You can also run RL2 and the Oracle, just replace `varibad` above with the respective string. 
See `main.py` for all options.

The results will by default be saved at `./logs`, 
but you can also pass a flag with an alternative directory using `--results_log_dir /path/to/dir`.

The default configs are in the `config/` folder. 
You can overwrite any default hyperparameters using command line arguments.
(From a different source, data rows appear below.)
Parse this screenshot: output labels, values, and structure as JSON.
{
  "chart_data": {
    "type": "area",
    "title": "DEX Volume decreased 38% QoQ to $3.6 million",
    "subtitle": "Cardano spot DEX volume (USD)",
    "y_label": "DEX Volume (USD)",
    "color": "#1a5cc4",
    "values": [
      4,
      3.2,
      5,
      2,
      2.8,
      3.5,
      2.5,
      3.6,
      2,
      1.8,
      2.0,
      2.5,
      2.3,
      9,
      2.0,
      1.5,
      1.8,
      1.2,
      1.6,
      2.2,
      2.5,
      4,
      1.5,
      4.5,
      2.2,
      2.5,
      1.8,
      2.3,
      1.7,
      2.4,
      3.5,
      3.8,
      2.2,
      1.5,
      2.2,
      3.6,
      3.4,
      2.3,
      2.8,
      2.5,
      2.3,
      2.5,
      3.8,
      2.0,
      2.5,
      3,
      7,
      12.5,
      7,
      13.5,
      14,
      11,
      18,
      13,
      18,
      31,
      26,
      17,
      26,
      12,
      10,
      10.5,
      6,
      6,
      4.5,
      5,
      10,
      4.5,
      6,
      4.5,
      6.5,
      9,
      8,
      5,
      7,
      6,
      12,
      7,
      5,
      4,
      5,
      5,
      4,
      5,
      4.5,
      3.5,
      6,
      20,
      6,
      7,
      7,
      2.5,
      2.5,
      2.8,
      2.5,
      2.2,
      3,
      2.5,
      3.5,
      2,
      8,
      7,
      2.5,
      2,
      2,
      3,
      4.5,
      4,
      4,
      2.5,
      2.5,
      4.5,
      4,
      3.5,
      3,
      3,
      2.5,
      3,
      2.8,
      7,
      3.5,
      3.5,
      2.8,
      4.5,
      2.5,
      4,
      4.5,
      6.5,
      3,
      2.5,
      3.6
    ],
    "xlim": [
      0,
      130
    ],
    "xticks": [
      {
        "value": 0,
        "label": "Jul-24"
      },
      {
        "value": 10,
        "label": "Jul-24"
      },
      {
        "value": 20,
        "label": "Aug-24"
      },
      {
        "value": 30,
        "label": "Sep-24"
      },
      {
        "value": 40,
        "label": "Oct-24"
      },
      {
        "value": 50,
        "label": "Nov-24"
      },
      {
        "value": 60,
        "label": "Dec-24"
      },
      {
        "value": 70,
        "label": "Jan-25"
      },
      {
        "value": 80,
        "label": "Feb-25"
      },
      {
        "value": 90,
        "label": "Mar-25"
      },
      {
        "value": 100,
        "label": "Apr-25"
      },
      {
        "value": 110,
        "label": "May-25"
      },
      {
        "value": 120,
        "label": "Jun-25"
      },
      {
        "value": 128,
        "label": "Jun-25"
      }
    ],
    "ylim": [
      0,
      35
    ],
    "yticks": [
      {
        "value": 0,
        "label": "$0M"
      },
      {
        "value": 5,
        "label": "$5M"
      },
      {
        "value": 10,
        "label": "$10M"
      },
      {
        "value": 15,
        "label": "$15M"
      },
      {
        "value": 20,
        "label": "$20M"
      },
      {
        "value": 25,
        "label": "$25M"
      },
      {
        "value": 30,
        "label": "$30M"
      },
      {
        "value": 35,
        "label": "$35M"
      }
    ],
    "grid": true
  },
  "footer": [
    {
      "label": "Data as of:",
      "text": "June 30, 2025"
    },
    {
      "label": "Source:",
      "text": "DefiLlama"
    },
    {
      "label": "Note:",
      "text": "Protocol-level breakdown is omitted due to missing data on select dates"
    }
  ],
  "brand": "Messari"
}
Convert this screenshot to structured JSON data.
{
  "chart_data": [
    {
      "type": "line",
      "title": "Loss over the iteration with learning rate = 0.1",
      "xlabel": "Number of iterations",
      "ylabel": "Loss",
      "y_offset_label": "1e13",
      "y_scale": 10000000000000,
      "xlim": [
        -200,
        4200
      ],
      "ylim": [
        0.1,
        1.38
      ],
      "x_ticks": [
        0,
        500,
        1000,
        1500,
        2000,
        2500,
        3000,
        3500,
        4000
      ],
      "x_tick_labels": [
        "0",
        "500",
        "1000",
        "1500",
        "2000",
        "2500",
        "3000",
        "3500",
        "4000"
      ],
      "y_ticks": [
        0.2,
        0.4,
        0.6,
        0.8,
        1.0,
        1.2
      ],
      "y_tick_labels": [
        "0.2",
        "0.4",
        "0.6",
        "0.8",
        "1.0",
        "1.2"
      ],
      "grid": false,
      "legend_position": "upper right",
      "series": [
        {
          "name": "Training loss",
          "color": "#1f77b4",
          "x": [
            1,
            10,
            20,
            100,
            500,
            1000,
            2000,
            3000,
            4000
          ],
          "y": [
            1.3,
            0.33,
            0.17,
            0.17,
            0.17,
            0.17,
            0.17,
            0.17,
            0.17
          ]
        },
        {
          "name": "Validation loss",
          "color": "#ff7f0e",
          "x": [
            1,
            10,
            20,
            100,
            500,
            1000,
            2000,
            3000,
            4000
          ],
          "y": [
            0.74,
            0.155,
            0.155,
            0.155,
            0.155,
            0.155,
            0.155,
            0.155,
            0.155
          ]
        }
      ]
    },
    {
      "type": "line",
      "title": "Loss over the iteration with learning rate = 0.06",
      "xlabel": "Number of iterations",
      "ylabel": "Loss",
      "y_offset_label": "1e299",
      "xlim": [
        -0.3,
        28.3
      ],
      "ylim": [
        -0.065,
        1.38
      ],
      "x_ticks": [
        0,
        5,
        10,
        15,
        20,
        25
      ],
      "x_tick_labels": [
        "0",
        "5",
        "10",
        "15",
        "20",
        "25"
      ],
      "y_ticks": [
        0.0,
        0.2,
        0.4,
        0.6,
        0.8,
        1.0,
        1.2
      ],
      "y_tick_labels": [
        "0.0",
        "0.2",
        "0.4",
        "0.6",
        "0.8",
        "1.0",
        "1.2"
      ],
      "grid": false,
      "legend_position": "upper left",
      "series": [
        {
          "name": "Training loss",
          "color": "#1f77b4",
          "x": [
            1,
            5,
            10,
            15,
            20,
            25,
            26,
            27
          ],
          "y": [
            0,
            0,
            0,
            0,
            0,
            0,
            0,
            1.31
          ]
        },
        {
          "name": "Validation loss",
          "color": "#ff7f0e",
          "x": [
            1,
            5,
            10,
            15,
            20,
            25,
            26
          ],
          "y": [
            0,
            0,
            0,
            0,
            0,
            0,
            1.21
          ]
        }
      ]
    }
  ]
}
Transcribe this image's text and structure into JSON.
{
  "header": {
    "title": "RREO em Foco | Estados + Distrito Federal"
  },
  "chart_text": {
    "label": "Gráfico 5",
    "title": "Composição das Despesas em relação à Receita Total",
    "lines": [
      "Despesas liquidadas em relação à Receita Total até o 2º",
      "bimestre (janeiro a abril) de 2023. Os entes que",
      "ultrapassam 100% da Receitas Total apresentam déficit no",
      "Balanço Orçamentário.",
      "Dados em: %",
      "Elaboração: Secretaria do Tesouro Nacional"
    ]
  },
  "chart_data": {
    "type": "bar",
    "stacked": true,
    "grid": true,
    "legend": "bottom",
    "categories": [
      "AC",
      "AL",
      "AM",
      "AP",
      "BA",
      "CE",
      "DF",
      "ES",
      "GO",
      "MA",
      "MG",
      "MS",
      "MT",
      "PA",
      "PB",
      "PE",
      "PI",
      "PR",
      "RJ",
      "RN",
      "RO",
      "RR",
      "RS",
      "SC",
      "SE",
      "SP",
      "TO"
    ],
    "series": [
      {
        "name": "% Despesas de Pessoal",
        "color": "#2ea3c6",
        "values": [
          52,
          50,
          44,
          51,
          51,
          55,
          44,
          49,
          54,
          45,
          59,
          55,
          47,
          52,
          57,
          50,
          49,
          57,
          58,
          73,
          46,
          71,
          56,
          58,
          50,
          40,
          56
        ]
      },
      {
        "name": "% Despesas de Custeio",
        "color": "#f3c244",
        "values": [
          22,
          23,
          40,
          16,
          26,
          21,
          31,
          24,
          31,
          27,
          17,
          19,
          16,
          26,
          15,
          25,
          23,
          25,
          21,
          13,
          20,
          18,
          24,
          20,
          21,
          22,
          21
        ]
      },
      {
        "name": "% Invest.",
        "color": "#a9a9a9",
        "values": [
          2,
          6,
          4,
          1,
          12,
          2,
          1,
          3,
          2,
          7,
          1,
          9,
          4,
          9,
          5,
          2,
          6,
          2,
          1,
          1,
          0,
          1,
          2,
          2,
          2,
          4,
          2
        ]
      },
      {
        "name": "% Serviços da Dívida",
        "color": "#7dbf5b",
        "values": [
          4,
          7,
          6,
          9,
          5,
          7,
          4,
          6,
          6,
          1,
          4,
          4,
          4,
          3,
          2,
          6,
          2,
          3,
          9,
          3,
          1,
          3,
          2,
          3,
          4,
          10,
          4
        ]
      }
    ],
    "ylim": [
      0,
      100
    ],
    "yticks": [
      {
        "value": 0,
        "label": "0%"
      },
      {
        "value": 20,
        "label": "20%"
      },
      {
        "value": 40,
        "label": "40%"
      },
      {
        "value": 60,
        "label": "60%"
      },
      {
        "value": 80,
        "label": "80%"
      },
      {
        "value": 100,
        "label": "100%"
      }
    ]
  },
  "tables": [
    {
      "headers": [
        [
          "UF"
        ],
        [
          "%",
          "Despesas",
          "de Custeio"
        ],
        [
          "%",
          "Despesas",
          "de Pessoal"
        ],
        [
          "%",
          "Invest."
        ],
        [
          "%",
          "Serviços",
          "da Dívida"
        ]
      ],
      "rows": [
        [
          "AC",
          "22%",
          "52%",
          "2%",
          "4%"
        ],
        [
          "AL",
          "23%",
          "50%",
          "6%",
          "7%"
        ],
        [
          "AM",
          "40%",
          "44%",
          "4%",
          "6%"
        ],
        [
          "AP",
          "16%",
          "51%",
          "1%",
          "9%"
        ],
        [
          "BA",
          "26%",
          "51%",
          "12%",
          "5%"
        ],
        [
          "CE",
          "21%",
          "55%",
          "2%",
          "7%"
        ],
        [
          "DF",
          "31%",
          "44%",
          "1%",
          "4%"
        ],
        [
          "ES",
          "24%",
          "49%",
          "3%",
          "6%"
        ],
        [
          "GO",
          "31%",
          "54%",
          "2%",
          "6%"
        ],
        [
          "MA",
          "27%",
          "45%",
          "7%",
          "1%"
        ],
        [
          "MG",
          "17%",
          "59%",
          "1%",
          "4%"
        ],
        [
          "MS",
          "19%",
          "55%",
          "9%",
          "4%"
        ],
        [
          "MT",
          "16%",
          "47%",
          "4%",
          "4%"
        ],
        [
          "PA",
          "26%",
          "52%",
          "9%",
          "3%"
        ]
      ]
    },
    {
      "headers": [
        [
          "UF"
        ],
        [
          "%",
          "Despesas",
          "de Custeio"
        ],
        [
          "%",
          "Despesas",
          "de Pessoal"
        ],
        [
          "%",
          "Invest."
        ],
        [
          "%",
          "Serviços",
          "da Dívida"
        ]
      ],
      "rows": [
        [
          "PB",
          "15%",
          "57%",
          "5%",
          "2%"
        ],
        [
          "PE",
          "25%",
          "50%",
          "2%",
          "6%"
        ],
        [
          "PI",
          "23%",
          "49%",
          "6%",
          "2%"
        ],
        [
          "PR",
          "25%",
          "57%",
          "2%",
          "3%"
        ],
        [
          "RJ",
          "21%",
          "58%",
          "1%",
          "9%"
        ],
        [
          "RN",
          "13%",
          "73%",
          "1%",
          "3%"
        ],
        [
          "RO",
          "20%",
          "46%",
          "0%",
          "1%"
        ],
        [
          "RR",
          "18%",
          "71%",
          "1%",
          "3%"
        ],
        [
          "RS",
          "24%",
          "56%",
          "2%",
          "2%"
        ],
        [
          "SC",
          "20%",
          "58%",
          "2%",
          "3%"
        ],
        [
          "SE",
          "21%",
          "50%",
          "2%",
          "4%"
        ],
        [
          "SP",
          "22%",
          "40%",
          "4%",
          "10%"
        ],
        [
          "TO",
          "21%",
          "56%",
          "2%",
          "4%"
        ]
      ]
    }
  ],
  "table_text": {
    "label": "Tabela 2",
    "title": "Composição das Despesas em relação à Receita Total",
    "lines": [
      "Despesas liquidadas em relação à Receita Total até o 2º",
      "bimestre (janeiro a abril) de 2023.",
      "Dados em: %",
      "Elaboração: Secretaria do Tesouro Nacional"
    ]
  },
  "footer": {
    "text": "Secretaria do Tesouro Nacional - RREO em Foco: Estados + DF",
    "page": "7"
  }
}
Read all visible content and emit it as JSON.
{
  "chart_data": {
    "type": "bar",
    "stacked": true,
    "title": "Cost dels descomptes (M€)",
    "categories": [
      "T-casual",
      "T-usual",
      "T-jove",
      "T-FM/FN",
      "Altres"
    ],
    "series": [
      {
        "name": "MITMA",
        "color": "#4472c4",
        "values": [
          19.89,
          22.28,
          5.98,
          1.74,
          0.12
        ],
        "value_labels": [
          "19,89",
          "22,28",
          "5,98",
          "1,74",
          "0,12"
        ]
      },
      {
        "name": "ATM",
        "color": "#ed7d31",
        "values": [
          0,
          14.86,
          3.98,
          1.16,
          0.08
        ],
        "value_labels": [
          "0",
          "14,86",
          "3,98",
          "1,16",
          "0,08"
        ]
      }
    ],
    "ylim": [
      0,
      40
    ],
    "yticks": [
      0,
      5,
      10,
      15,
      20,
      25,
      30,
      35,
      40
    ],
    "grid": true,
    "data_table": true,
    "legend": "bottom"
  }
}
Results will be written to tensorboard event files, 
and some visualisations will be printed every now and then.

### Configs

Some comments on the flags in the config files:
- You can choose what type of decoder you by setting the respective flags to true: 
`--decode_reward True` and/or `--decode_state True`.
- You can also choose a task decoder (`--decode_task True`), which was proposed by 
[Humplik et al. (2019)](https://arxiv.org/abs/1905.06424). 
This method uses privileged information during meta-training (e.g., the task description or ID)
to learn the posterior distribution in a supervised way. 
(Note that our implementation is based on the variBAD architecture, 
so differs slightly from theirs.)
- The size of the latent dimension can be changed using `--latent_dim`.
- In our experience, the performance of PPO depends a lot on 
the number of minibatches (`--ppo_num_minibatch`),
the number of epochs (`ppo_num_epochs`),
and the batchsize (change with `--policy_num_steps` and/or `--num_processes`).
Another important parameter is the weight of the kl term (`--kl_weight`) in the ELBO.

### Results 

The MuJoCo results (smoothened learning curves) and a script to plot them 
can be found [here](https://www.dropbox.com/sh/1bi7er3j67ylrkb/AADmgWwi4kbTwVNev3NQP_11a).
### Comments

- When the flag `disable_metalearner` is activated, the file `learner.py` will be used instead of `metalearner.py`. 
This is a stripped down version without encoder, decoder, stochastic latent variables, etc. 
It can be used to train (belief) oracles or policies that are good on average.
- Currently, the VAE never looks at the starting state, but the prior is independent
of where the agent starts. It was easier to implement like this. 
Since actions/rewards aren't available at the first time step, 
another option would be to just fill them with zeros.
- I added an example environment with empty methods in `environments/example_env.py`,
if you want to know what an environment should do.